Je pense justement le contraire. C'est parce que l'Europe ne s'assume pas, qu'elle fait constamment preuve d'impuissance et de faiblesse, qu'un sentiment anti-européen se développe. Quand elle fait preuve de son efficacité, comme sur l’euro ou la mutualisation des dettes après la pandémie, les citoyens adhérent. Les gens seront rassurés d'avoir une Europe capable de protéger leurs droits, les intérêts économiques de leurs entreprises, leurs pays. C'est en n'assumant pas la construction politique de l'Europe qu'on favorise l'explosion des nationalismes.
"Nos adversaires sont en train de gagner parce qu'ils sont davantage volontaristes et que nous combattons à reculons."
- Mais les citoyens se montrent défavorables à une UE qui aurait plus de contrôle sur les États, c'était notamment le sens du non français au référendum de 2005 !
Ce traité n’était ni clair, ni assumé politiquement par ses défenseurs.
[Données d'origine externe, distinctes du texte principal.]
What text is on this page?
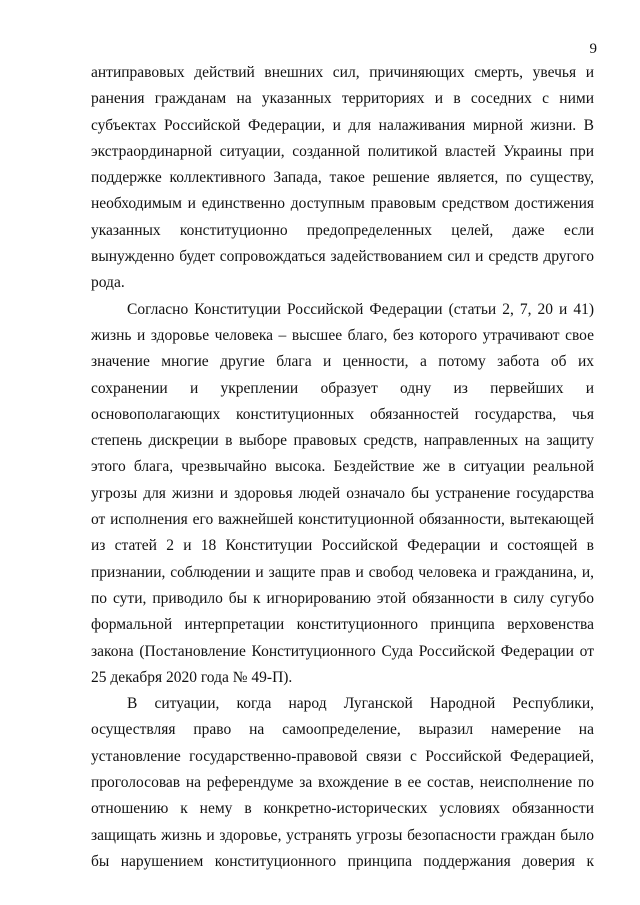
9
антиправовых действий внешних сил, причиняющих смерть, увечья и
ранения гражданам на указанных территориях и в соседних с ними
субъектах Российской Федерации, и для налаживания мирной жизни. В
экстраординарной ситуации, созданной политикой властей Украины при
поддержке коллективного Запада, такое решение является, по существу,
необходимым и единственно доступным правовым средством достижения
указанных конституционно предопределенных целей, даже если
вынужденно будет сопровождаться задействованием сил и средств другого
рода.
Согласно Конституции Российской Федерации (статьи 2, 7, 20 и 41)
жизнь и здоровье человека – высшее благо, без которого утрачивают свое
значение многие другие блага и ценности, а потому забота об их
сохранении и укреплении образует одну из первейших и
основополагающих конституционных обязанностей государства, чья
степень дискреции в выборе правовых средств, направленных на защиту
этого блага, чрезвычайно высока. Бездействие же в ситуации реальной
угрозы для жизни и здоровья людей означало бы устранение государства
от исполнения его важнейшей конституционной обязанности, вытекающей
из статей 2 и 18 Конституции Российской Федерации и состоящей в
признании, соблюдении и защите прав и свобод человека и гражданина, и,
по сути, приводило бы к игнорированию этой обязанности в силу сугубо
формальной интерпретации конституционного принципа верховенства
закона (Постановление Конституционного Суда Российской Федерации от
25 декабря 2020 года № 49-П).
В ситуации, когда народ Луганской Народной Республики,
осуществляя право на самоопределение, выразил намерение на
установление государственно-правовой связи с Российской Федерацией,
проголосовав на референдуме за вхождение в ее состав, неисполнение по
отношению к нему в конкретно-исторических условиях обязанности
защищать жизнь и здоровье, устранять угрозы безопасности граждан было
бы нарушением конституционного принципа поддержания доверия к
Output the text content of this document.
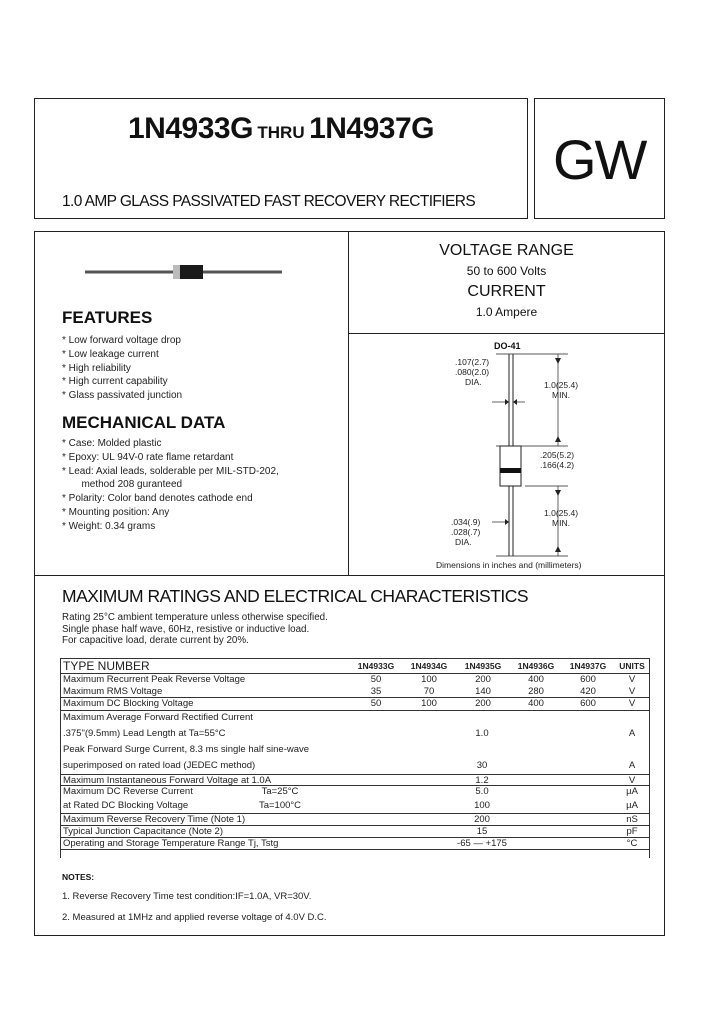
1N4933G THRU 1N4937G
1.0 AMP GLASS PASSIVATED FAST RECOVERY RECTIFIERS
GW
FEATURES
* Low forward voltage drop
* Low leakage current
* High reliability
* High current capability
* Glass passivated junction
MECHANICAL DATA
* Case: Molded plastic
* Epoxy: UL 94V-0 rate flame retardant
* Lead: Axial leads, solderable per MIL-STD-202,
method 208 guranteed
* Polarity: Color band denotes cathode end
* Mounting position: Any
* Weight: 0.34 grams
VOLTAGE RANGE
50 to 600 Volts
CURRENT
1.0 Ampere
DO-41
.107(2.7)
.080(2.0)
DIA.	1.0(25.4)
MIN.
.205(5.2)
.166(4.2)
1.0(25.4)
MIN.
.034(.9)
.028(.7)
DIA.
Dimensions in inches and (millimeters)
MAXIMUM RATINGS AND ELECTRICAL CHARACTERISTICS
Rating 25°C ambient temperature unless otherwise specified.
Single phase half wave, 60Hz, resistive or inductive load.
For capacitive load, derate current by 20%.
TYPE NUMBER	1N4933G	1N4934G	1N4935G	1N4936G	1N4937G	UNITS
Maximum Recurrent Peak Reverse Voltage	50	100	200	400	600	V
Maximum RMS Voltage	35	70	140	280	420	V
Maximum DC Blocking Voltage	50	100	200	400	600	V
Maximum Average Forward Rectified Current
.375"(9.5mm) Lead Length at Ta=55°C	1.0	A
Peak Forward Surge Current, 8.3 ms single half sine-wave
superimposed on rated load (JEDEC method)	30	A
Maximum Instantaneous Forward Voltage at 1.0A	1.2	V
Maximum DC Reverse Current	Ta=25°C	5.0	µA
at Rated DC Blocking Voltage	Ta=100°C	100	µA
Maximum Reverse Recovery Time (Note 1)	200	nS
Typical Junction Capacitance (Note 2)	15	pF
Operating and Storage Temperature Range Tj, Tstg	-65 — +175	°C
NOTES:
1. Reverse Recovery Time test condition:IF=1.0A, VR=30V.
2. Measured at 1MHz and applied reverse voltage of 4.0V D.C.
Le camp pro-européen a refusé, par un conformisme bourgeois, de mener véritablement le combat. Nous sommes engagés dans une bataille idéologique et culturelle que nos adversaires sont en train de gagner parce qu'ils sont davantage volontaristes et que nous combattons à reculons. Les nationalistes sont en bleu de chauffe et les défenseurs de l'Europe semblent se tortiller dans des draps en soie…
- La gauche n'est pas toujours au rendez-vous sur les sujets LGBT : on le voit actuellement au Royaume-Uni, en Espagne, en Allemagne, en Slovaquie, en Roumanie…
Être de gauche n'est pas un totem en soi : il y a des gens de gauche, et même des partis de gauche, profondément réactionnaires. Le cas de l'Allemande Sahra Wagenknecht est éloquent [venue de Die Linke, l'équivalent de La France insoumise, elle tient des positions transphobes], avec ce mariage entre politique économique très à gauche et nationalisme réactionnaire, mais il n'est pas isolé. La Roumanie est un autre exemple, ou la Slovaquie du meilleur ami d'Orbán, Robert Fico, qui vient de la gauche et gouverne à l’extrême droite. Je pourrais continuer… Vous savez, si les forces réactionnaires remportent aujourd'hui la bataille culturelle, ce n'est pas seulement grâce au soutien de milliardaires, mais parce qu'elles ont pour porter leurs idées une passion et une force de conviction qui nous manquent pour défendre les nôtres. Or, il n'y a aucune raison à ce que le projet réactionnaire soit plus séduisant que la construction européenne et la conquête de nouveaux droits.
- Vous faites la proposition d'un Smic à 1.600 euros dans les deux ans après votre accession au pouvoir… N'est-ce pas une proposition trop tiède pour ramener les électeurs de la gauche passés au Rassemblement national ?
Le travail et les travailleurs seront le cœur du projet de Place Publique, dont l'augmentation du Smic ne sera pas la mesure la plus importante. Certains travaillent comme des chiens et n'ont même pas le Smic, notamment les agriculteurs, et d'autres ont un salaire tout juste au-dessus et doivent aussi être augmentés. Pour répondre à la colère légitime des actifs, il faut que les fiches de paie augmentent. Nous sommes passés d'une société de travailleurs à une société de rentiers ou d'héritiers : c'est cela, qu’il faut inverser. Un cadre supérieur retraité est mieux traité en France que partout en Europe, mais à l'inverse un enseignant ou une aide-soignante en France sont les plus maltraités d'Europe. Voilà ce que nous devons changer si nous voulons sauver la démocratie de la vague populiste actuelle. Crier "No passaran !" en levant le poing ne suffira pas, il faudra renouer avec la promesse centrale des démocraties à leur classe moyenne, celle d'améliorer leur existence par leur travail.